O Direito, entendido como conjunto de normas articuladas de modo coerente e constante, sistêmico, é meio de conservar poder. O ambiente jurídico é compota que retarda o perecimento de algo que é essencialmente perecível. Revolucionar com o instrumento da conservação é total ignorância sobre a na­­tureza dos objetos jurídicos. Cer­­ta­­mente, conhecer e compreender as normas que civilizam a con­­vivência, quer sejam as mo­­rais, as de cortesia ou as jurídicas, é relevante para entender as instituições que formam o modus vivendi da sociedade. Quem pretende construir e não simplesmente destruir, precisa conhecer as construções existentes, perceber que são acúmulo de inteligências e acasos ao longo de muito tempo. Porém é na política, principalmente na partidária, que se plasmam os modeladores de conduta para indivíduos e para coletividades.

Quando a revolução e conservação são atribuídas ao mesmo corpo de pessoas, as pessoas fi­­cam à mercê de excessos que fragilizam a dignidade pessoal. A revolução permanente, medida em rpm, inviabiliza a boa convivência e a conservação imobilizadora da dinâmica da vida so­­cial, idem. Para encontrar me­­lhor equilíbrio na distribuição do poder de mudar e o poder de permanecer, pessoas diferentes, independentes entre si, devem ter poder para uma ou outra coisa, não as duas ao mesmo tempo. As opções hermenêuticas que concentram no Judiciário a capacidade de obter condutas de ou­­tras pessoas cometem o equívoco de caminhar em direção oposta à democracia.

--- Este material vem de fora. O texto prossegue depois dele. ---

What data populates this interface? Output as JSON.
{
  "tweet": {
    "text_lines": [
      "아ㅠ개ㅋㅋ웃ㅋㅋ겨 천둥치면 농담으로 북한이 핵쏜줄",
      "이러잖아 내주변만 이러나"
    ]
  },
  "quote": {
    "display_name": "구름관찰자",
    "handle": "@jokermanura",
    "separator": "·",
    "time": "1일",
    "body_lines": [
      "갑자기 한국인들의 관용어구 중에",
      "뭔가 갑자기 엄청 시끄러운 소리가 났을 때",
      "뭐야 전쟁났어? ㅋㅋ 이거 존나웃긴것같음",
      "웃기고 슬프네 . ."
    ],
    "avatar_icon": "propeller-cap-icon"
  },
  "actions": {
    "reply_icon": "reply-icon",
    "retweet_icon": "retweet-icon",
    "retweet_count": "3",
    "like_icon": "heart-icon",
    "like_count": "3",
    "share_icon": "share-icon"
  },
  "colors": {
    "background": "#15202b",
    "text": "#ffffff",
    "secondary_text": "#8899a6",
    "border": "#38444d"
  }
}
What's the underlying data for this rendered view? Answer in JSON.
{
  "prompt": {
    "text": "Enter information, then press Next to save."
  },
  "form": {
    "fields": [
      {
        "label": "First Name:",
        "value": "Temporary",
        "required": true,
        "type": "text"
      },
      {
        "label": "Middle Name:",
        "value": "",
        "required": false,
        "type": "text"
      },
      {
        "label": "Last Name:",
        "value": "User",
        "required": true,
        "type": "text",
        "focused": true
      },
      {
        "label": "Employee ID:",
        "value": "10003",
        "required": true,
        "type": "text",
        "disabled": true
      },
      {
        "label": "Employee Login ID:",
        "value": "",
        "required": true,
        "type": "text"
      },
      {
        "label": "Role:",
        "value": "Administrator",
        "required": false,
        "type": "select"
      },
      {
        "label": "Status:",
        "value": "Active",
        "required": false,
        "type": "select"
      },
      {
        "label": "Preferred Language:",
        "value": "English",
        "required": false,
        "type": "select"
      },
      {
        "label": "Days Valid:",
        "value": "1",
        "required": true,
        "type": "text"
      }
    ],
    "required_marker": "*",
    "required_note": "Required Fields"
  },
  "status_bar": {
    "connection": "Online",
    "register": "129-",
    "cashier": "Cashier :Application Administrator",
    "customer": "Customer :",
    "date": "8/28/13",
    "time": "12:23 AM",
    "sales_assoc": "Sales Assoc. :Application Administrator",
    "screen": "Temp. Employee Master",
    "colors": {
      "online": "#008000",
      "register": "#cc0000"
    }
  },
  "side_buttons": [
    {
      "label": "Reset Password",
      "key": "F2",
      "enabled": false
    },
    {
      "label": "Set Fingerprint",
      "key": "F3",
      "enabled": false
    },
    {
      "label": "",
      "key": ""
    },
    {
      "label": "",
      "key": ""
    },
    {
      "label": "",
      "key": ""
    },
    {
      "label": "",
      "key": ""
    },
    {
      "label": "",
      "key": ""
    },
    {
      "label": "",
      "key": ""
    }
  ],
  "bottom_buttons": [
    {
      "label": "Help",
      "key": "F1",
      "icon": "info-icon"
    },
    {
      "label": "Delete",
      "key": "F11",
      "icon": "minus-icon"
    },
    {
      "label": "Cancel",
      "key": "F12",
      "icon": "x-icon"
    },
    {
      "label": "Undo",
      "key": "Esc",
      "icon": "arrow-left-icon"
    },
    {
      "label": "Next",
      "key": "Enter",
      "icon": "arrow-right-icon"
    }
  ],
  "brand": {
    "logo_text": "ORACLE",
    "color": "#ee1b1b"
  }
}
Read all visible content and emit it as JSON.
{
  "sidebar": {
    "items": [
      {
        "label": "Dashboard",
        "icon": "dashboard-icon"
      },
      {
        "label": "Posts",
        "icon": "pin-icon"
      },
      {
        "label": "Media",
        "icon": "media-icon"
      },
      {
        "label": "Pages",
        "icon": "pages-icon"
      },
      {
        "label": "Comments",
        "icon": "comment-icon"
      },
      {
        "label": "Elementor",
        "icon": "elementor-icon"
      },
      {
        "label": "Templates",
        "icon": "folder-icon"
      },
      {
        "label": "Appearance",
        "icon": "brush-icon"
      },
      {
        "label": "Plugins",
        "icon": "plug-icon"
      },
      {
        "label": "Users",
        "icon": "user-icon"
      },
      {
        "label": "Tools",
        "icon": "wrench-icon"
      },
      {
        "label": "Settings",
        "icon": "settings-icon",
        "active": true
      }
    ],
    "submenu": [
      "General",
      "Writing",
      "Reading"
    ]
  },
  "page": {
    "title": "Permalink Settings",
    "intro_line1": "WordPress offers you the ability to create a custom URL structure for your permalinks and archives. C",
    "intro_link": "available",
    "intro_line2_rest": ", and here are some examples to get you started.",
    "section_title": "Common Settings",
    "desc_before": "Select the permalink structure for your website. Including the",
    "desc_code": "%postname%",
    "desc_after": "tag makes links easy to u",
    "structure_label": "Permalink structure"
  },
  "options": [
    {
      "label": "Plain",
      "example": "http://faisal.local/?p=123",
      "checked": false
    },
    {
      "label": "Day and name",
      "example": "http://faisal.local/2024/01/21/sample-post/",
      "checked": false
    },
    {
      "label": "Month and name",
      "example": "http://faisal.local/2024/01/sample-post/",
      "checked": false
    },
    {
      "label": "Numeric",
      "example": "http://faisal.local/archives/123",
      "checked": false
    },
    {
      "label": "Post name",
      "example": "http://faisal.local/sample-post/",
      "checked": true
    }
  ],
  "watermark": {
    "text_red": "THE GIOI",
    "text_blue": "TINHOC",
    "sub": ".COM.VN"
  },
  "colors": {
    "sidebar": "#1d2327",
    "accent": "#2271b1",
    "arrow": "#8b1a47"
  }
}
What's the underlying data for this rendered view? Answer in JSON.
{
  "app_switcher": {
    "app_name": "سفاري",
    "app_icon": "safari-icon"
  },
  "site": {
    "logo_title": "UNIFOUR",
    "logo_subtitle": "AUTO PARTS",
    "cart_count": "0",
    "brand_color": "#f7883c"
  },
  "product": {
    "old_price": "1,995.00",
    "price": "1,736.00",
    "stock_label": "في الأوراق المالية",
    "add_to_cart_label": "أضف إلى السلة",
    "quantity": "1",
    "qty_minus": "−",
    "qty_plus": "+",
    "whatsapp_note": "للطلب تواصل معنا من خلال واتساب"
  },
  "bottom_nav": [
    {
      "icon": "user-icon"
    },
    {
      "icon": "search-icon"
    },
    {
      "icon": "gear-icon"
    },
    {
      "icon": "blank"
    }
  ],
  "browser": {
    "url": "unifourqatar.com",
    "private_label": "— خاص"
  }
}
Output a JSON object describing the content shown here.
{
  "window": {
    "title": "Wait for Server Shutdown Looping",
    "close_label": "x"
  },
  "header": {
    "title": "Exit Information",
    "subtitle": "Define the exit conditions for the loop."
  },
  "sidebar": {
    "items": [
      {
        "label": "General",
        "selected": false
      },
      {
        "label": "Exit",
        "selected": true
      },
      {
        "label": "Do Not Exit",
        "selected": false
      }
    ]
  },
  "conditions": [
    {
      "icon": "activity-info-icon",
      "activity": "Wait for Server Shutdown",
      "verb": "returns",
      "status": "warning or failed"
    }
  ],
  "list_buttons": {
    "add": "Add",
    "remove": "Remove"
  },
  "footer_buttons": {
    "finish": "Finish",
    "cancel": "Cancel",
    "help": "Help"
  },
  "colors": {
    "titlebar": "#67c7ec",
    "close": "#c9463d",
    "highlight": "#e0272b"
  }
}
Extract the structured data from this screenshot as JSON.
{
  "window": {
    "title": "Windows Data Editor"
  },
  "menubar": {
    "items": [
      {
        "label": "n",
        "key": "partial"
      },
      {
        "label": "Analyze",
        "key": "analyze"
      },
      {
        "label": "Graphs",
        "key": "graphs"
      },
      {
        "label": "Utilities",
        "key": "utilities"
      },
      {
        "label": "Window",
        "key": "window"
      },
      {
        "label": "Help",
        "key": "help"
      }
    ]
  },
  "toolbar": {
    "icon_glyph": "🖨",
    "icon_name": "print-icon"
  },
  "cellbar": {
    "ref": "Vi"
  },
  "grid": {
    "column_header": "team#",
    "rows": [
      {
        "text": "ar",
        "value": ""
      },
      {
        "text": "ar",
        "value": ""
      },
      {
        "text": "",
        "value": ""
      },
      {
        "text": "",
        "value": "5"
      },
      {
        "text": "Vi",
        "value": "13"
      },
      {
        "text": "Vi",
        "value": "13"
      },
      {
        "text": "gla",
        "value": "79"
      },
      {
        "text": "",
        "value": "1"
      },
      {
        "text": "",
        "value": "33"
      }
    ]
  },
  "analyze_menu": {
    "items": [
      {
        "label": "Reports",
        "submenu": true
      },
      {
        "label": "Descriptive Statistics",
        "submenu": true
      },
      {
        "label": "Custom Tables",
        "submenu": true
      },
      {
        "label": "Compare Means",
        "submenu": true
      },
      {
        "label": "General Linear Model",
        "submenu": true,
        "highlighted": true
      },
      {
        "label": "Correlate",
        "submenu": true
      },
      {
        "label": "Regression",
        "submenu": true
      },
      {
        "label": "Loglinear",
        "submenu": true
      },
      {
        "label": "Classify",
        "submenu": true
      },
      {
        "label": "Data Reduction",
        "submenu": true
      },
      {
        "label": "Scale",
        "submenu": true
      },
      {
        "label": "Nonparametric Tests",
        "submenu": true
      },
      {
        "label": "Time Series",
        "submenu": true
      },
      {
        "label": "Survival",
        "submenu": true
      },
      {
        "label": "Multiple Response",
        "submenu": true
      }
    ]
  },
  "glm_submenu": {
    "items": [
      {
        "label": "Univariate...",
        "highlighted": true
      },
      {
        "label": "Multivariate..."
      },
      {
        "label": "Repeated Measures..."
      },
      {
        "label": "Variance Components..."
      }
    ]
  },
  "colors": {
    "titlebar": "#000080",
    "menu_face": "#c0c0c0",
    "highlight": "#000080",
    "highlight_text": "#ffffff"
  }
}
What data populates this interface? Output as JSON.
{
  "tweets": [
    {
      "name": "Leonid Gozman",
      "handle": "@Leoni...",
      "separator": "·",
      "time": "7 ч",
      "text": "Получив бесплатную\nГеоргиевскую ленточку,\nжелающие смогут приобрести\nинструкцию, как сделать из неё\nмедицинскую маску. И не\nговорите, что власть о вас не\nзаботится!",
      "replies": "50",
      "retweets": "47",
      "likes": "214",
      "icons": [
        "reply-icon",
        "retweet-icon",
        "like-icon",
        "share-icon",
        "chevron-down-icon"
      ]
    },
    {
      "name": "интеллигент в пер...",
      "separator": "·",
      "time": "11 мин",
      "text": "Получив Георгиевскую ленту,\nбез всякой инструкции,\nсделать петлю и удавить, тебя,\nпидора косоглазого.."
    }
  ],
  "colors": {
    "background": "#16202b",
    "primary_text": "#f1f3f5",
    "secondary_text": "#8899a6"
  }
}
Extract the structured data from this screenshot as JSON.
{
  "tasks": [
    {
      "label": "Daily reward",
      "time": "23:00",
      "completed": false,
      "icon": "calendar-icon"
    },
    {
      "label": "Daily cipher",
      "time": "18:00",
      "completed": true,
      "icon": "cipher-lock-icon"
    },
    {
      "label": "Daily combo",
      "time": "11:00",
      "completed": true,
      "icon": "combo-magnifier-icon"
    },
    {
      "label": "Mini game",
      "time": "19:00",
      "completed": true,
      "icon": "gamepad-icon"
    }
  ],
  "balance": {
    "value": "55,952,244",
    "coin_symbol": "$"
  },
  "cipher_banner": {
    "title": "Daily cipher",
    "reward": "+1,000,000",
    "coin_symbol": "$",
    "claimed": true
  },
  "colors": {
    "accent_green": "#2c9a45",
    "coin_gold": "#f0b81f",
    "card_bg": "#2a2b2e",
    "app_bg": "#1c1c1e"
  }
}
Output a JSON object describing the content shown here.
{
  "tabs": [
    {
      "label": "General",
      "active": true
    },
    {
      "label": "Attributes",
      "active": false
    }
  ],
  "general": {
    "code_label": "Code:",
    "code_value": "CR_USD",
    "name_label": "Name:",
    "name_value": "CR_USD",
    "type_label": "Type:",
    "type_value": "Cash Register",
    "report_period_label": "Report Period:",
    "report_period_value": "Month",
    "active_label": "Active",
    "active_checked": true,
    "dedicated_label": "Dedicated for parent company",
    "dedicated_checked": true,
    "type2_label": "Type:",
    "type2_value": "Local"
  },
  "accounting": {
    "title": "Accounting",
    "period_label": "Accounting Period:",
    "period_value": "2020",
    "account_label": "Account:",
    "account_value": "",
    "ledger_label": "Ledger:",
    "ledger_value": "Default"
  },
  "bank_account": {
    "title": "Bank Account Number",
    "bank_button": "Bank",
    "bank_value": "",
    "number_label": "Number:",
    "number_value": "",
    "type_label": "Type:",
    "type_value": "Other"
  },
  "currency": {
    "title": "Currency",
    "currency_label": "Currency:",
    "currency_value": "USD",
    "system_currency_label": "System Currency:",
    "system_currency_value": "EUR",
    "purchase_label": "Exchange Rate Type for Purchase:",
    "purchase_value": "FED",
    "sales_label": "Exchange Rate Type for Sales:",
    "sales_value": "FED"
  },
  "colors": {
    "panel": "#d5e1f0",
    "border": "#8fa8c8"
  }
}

Aí o moçoilo começa o curso de Direito e as aulas vão se sucedendo, começando pelas propedêuticas, as dogmáticas, as zetéticas e ele ainda não percebeu a matéria-prima com a qual trabalhará: tristeza. O Fórum é foz da angústia, do sofrimento que pessoas causam umas às outras. Se não houvesse desentendimento, má-fé, maldade, os bacharéis em Direito seriam absolutamente inúteis. Mas há. Essa é a hobbesiana natureza humana. Quem quer manter a ordem, quem quer criar desordem, perguntam os Titãs. Ninguém quer desordem. Todos os que sofrem em decorrência da ação de outras pessoas de­­sejam que algum tipo de ordem seja restaurada, que a zo­­na de conforto na qual viviam seja restaurada. Se, ao sair do Fórum, mais desordem estiver criada, a felicidade, o prazer de conviver, se tornam mais remotos.

Ser revolucionário, estar conservador. A pose shakespeariana para estender o braço e dizer ser ou estar, eis a questão, provoca riso em solidão, mas perde todo sentido porque o semáforo abriu.